Even though the overall unemployment rate has been decreasing recently, high youth unemployment remains the same, despite the National Youth Strategy and other efforts. According to the most recent labour force data available, the youth unemployment rate is twice as high as the general unemployment rate. Especially concerning is the fact that youth aged 18 to 30 are also at the highest risk of poverty.
The situation of marginalised youth groups, such as young Roma is especially difficult, since they are not expressly identified as a vulnerable group in the Law on Public Health. Health care, especially in rural areas, is not equally available to all citizens, including rural youth.
As regards youth mental health, as many as 45% reported being constantly worried about something, and 28% – crying frequently. More than a half of the respondents reported having experienced at least one stressful event in the past two years, with 23% of them experiencing more than one. As many as 12% of the respondents reported feeling completely worthless, while 7% reported having considered ending their lives.
Although an accurate figure cannot be reliably ascertained, the European Statistical Office data show that over 4,000 people leave Serbia each month, and 51,000 – predominantly youth – each year. At an annual level, this corresponds to approximately an entire Serbian municipality.

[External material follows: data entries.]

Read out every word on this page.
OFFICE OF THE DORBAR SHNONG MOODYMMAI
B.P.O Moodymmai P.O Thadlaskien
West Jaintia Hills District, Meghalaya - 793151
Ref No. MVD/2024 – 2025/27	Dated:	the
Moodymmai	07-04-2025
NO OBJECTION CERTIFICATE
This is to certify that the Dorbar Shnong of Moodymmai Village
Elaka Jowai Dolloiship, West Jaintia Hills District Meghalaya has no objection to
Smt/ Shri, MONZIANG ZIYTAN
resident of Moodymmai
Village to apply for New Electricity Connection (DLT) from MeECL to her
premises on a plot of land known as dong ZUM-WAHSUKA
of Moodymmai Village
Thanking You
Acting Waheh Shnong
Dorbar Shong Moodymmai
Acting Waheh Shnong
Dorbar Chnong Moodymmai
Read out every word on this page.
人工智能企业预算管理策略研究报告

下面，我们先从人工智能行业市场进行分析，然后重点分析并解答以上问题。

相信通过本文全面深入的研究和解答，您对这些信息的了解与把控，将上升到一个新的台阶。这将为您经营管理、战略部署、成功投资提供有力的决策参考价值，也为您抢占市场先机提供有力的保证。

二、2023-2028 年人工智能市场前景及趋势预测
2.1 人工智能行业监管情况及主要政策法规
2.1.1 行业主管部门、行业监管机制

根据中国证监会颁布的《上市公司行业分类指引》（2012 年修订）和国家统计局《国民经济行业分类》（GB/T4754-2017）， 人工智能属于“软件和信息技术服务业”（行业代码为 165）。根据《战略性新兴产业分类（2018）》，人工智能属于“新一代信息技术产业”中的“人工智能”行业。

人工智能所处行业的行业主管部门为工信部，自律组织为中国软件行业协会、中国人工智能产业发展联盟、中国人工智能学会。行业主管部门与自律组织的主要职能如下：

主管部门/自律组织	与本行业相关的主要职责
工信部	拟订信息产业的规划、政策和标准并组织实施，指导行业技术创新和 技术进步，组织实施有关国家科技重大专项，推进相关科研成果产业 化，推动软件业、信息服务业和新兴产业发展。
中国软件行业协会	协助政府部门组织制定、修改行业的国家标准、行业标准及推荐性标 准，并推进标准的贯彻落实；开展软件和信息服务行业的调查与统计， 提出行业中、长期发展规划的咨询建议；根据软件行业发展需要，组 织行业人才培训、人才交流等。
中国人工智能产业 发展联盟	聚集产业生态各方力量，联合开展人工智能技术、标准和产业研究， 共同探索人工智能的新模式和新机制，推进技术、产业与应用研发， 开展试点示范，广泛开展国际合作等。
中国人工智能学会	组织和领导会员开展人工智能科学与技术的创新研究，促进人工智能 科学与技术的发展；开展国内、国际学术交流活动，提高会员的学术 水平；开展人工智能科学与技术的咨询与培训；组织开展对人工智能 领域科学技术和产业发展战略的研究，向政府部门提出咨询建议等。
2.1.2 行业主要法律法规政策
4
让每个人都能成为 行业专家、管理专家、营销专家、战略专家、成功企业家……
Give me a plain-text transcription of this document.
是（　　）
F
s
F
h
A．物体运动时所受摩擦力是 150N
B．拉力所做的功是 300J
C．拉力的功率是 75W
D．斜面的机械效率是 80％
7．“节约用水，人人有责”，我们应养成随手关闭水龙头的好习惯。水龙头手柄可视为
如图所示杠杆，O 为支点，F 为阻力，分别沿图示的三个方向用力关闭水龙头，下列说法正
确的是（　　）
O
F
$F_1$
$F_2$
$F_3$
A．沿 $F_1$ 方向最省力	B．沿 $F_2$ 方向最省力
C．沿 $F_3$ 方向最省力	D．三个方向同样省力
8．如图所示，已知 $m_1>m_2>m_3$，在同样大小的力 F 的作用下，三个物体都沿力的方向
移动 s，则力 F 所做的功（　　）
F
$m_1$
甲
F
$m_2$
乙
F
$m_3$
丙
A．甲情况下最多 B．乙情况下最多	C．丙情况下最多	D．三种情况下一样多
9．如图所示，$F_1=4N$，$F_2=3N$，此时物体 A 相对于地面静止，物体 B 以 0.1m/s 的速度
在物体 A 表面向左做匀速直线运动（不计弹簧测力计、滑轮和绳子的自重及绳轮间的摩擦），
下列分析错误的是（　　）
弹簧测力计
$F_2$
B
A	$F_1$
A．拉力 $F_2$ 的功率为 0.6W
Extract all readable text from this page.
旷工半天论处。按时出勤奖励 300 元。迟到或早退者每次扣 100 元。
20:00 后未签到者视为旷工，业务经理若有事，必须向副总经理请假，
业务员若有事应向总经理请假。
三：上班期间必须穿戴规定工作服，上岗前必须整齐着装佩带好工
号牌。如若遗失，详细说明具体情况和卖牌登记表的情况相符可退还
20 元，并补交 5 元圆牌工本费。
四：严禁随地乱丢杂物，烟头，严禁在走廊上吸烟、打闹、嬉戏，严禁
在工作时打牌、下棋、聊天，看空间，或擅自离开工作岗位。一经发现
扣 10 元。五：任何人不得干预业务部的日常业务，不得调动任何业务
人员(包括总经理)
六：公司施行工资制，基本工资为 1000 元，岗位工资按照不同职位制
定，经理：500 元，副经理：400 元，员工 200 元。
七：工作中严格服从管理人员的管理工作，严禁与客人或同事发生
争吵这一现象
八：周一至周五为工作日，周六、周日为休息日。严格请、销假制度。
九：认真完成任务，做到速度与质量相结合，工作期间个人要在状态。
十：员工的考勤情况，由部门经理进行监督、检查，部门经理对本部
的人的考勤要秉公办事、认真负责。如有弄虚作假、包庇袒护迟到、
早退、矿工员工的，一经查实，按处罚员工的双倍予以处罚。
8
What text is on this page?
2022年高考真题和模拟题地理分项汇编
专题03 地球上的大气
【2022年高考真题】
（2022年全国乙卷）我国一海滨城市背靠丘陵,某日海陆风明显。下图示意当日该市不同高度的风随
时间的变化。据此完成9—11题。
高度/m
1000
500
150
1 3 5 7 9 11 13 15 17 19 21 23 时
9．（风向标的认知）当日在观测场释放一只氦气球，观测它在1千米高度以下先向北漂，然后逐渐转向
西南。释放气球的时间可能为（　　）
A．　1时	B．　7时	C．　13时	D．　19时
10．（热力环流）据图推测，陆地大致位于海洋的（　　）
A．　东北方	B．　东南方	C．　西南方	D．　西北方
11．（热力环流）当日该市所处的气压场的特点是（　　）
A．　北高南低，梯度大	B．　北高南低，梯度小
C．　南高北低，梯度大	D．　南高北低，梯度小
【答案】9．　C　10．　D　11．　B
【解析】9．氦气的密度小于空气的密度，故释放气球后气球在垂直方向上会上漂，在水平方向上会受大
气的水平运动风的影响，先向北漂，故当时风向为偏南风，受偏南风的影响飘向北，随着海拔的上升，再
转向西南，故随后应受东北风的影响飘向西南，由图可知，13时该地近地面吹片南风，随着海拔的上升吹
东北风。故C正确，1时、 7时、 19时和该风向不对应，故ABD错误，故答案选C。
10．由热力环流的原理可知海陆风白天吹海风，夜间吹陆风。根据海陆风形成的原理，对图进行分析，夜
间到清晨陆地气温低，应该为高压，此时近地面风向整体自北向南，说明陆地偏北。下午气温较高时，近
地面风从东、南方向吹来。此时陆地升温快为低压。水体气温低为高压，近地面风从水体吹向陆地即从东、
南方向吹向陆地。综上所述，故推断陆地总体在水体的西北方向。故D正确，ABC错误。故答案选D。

For youth in Serbia to ensure their rights and greater autonomy, on this Human Rights Day, the UN Country Team in Serbia, the Council of Europe Office in Belgrade, the OSCE Mission to Serbia and the EU Delegation to Serbia affirm that young people should be offered meaningful support, conducive to their self-sustainability and empowerment. We reiterate that it is essential to ensure options for their full participation in society and opportunities to freely express themselves, so that no one speaks on their behalf.
It is crucial that youth, regardless of their background, and especially the most vulnerable groups, be recognised as decision-makers on their own lives, with an equal voice, as their participation in law-, policy- and decision-making at all levels is indispensable.
While overcoming the challenges of transition from childhood to adulthood, from education to economic independence, many young men and women lack support. Youth with disabilities encounter additional barriers to continuing their education or contracting employment in the open labour market.
All young people, regardless of their identity traits, including their ethnic, religious, political, economic and social status, as well as sexual identity should enjoy equal rights, freedoms, and protection.
We want to be clear: young people are not alone and young people matter. Thousands of young people in Serbia and the region are supported, policies and legal frameworks are improved, and youth voice is strengthened and mainstreamed under the programmes of the UN Country Team, Council of Europe Office in Belgrade, OSCE Mission to Serbia and EU Delegation to Serbia. Last year we celebrated the 70th anniversary of the Universal Declaration of Human Rights. Next year marks 70 years of the European Convention on Human Rights, so it is essential that youth continue to be recognised as one of the key groups of human rights holders, since they are among the most vulnerable, as well as among the strongest proponents of the values of diversity and solidarity.